O senador paraibano Cássio Cunha Lima (PSDB), que está licenciado do mandato, mexeu, sem querer, com o “calcanhar de Aquiles” do presidente da República, Michel Temer, ao lançar dúvidas sobre a capacidade dele concluir o seu mandato. Cássio refletiu a voz rouca das ruas, mas como integra um partido que é da base de sustentação do governo Temer, foi encarado como dissidente, como “desalinhado” com o Palácio do Planalto. Para não criar problemas ao próprio partido, o parlamentar foi aconselhado a tentar “consertar” o prognóstico infeliz que teria feito. Para Temer, isso pouco importaria – vale mesmo a primeira versão que lhe foi repassada mediante repercussão nacional alcançada pela entrevista à emissora paraibana,
Temer apenas confirma que não está preparado para críticas ou divergências. Deve estar postulando a unanimidade, apesar do acúmulo de erros que sua gestão tem cometido e da falta de perspectivas animadoras para a sociedade brasileira, que ingressa em 2018 desalentada, órfã de esperanças. Não há nenhum coro pela volta de Dilma Rousseff ou pela eleição de Luiz Inácio Lula da Silva. Este, teoricamente, lidera pesquisas de intenção de voto que têm sido processadas de maneira aleatória, mas o fenômeno é atribuído ao “recall” que costuma acometer o eleitor brasileiro na analogia com eleições recentes.

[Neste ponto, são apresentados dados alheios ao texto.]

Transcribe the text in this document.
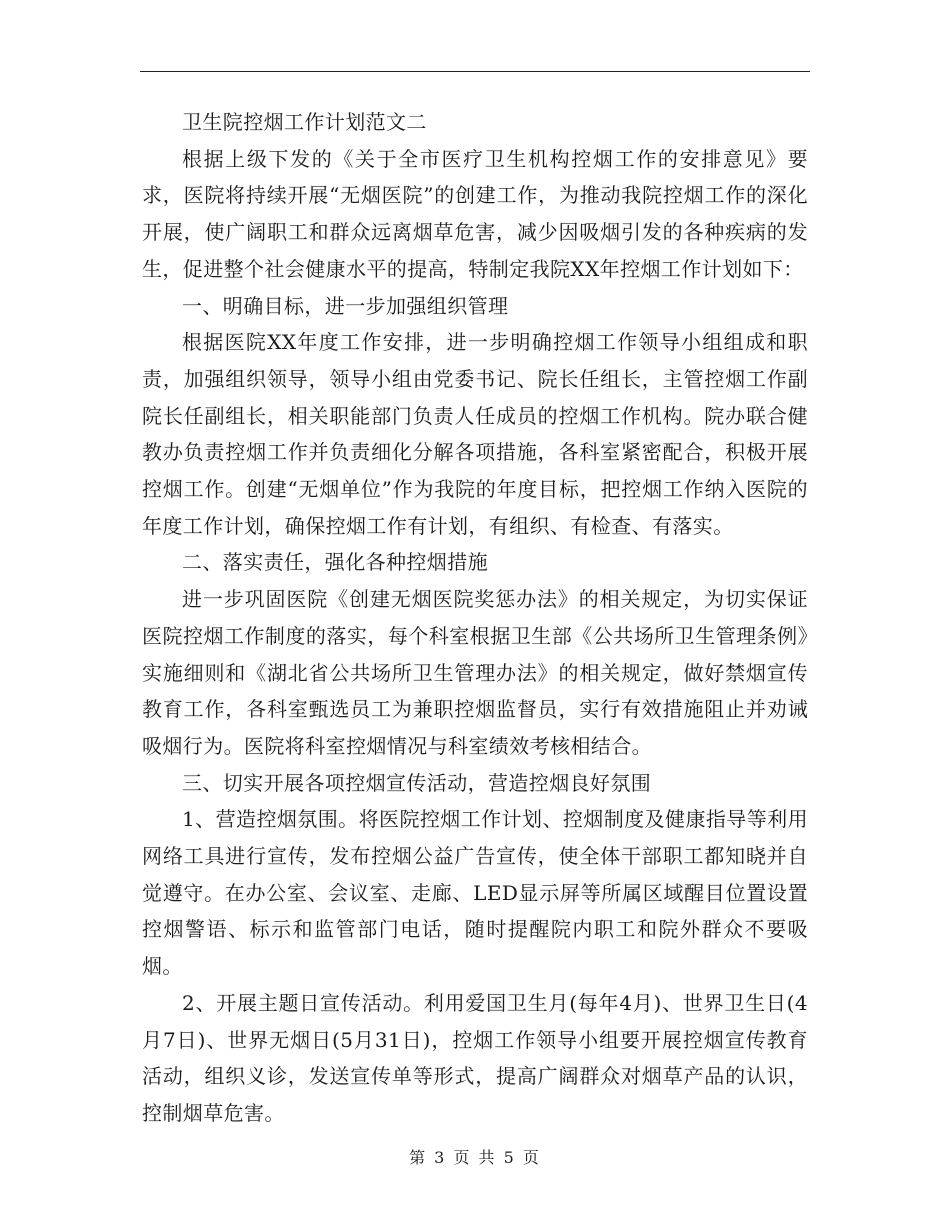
卫生院控烟工作计划范文二

根据上级下发的《关于全市医疗卫生机构控烟工作的安排意见》要求，医院将持续开展“无烟医院”的创建工作，为推动我院控烟工作的深化开展，使广阔职工和群众远离烟草危害，减少因吸烟引发的各种疾病的发生，促进整个社会健康水平的提高，特制定我院XX年控烟工作计划如下：

一、明确目标，进一步加强组织管理

根据医院XX年度工作安排，进一步明确控烟工作领导小组组成和职责，加强组织领导，领导小组由党委书记、院长任组长，主管控烟工作副院长任副组长，相关职能部门负责人任成员的控烟工作机构。院办联合健教办负责控烟工作并负责细化分解各项措施，各科室紧密配合，积极开展控烟工作。创建“无烟单位”作为我院的年度目标，把控烟工作纳入医院的年度工作计划，确保控烟工作有计划，有组织、有检查、有落实。

二、落实责任，强化各种控烟措施

进一步巩固医院《创建无烟医院奖惩办法》的相关规定，为切实保证医院控烟工作制度的落实，每个科室根据卫生部《公共场所卫生管理条例》实施细则和《湖北省公共场所卫生管理办法》的相关规定，做好禁烟宣传教育工作，各科室甄选员工为兼职控烟监督员，实行有效措施阻止并劝诫吸烟行为。医院将科室控烟情况与科室绩效考核相结合。

三、切实开展各项控烟宣传活动，营造控烟良好氛围

1、营造控烟氛围。将医院控烟工作计划、控烟制度及健康指导等利用网络工具进行宣传，发布控烟公益广告宣传，使全体干部职工都知晓并自觉遵守。在办公室、会议室、走廊、LED显示屏等所属区域醒目位置设置控烟警语、标示和监管部门电话，随时提醒院内职工和院外群众不要吸烟。

2、开展主题日宣传活动。利用爱国卫生月(每年4月)、世界卫生日(4月7日)、世界无烟日(5月31日)，控烟工作领导小组要开展控烟宣传教育活动，组织义诊，发送宣传单等形式，提高广阔群众对烟草产品的认识，控制烟草危害。

第 3 页 共 5 页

Claro, há também o carisma de Lula, não obstante estar ele inquirido como réu em quatro a cinco processos e, portanto, com uma espada de Dâmocles apontada para a cabeça.
Ainda é cedo para firmar julgamento de conteúdo sobre a administração Temer, enfatizam analistas da cena nacional, aludindo ao contencioso que sobrou para ele gerir juntamente com sua equipe. Isto está nítido no imaginário coletivo, mas também é verdade que o governo de Temer notabiliza-se por pacotes de maldades que estão longe de conferir aplausos a ele. Mexer com os critérios de aposentadoria foi, antes de tudo, um ato de terrorismo da parte do presidente que ascendeu excepcionalmente no vácuo do impeachment de Dilma. Em paralelo, não passa desapercebido perante a opinião pública o fato de que ministros nomeados pela caneta de Temer têm conexões com a Lava Jato e que o próprio presidente é citado em acusações veiculadas. Não temos, portanto, um governo que agrade à opinião pública.
Desse ponto de vista, ao invés de ter cometido uma infelicidade, o senador Cássio Cunha Lima vocalizou uma verdade. O problema é que o Planalto de Michel Temer não tem ouvidos para a verdade. O governo prefere praticar a política de avestruz, enterrando a cabeça na areia para não se deparar com as tempestades inevitáveis. Temer só quer colecionar elogios porque supõe, no íntimo da sua vaidade, que está produzindo o melhor dos governos na história do Brasil. Sinceramente, não está. Cássio não mentiu. O fato de ter que “consertar” o que disse não anula a expressão da verdade que repassou. Quanto a Temer, optou por viver na ilusão – ainda que não possa viajar a céu aberto pelos Estados ou andar nas ruas sob pena de ser hostilizado. Este é o cenário, sem tirar nem pôr.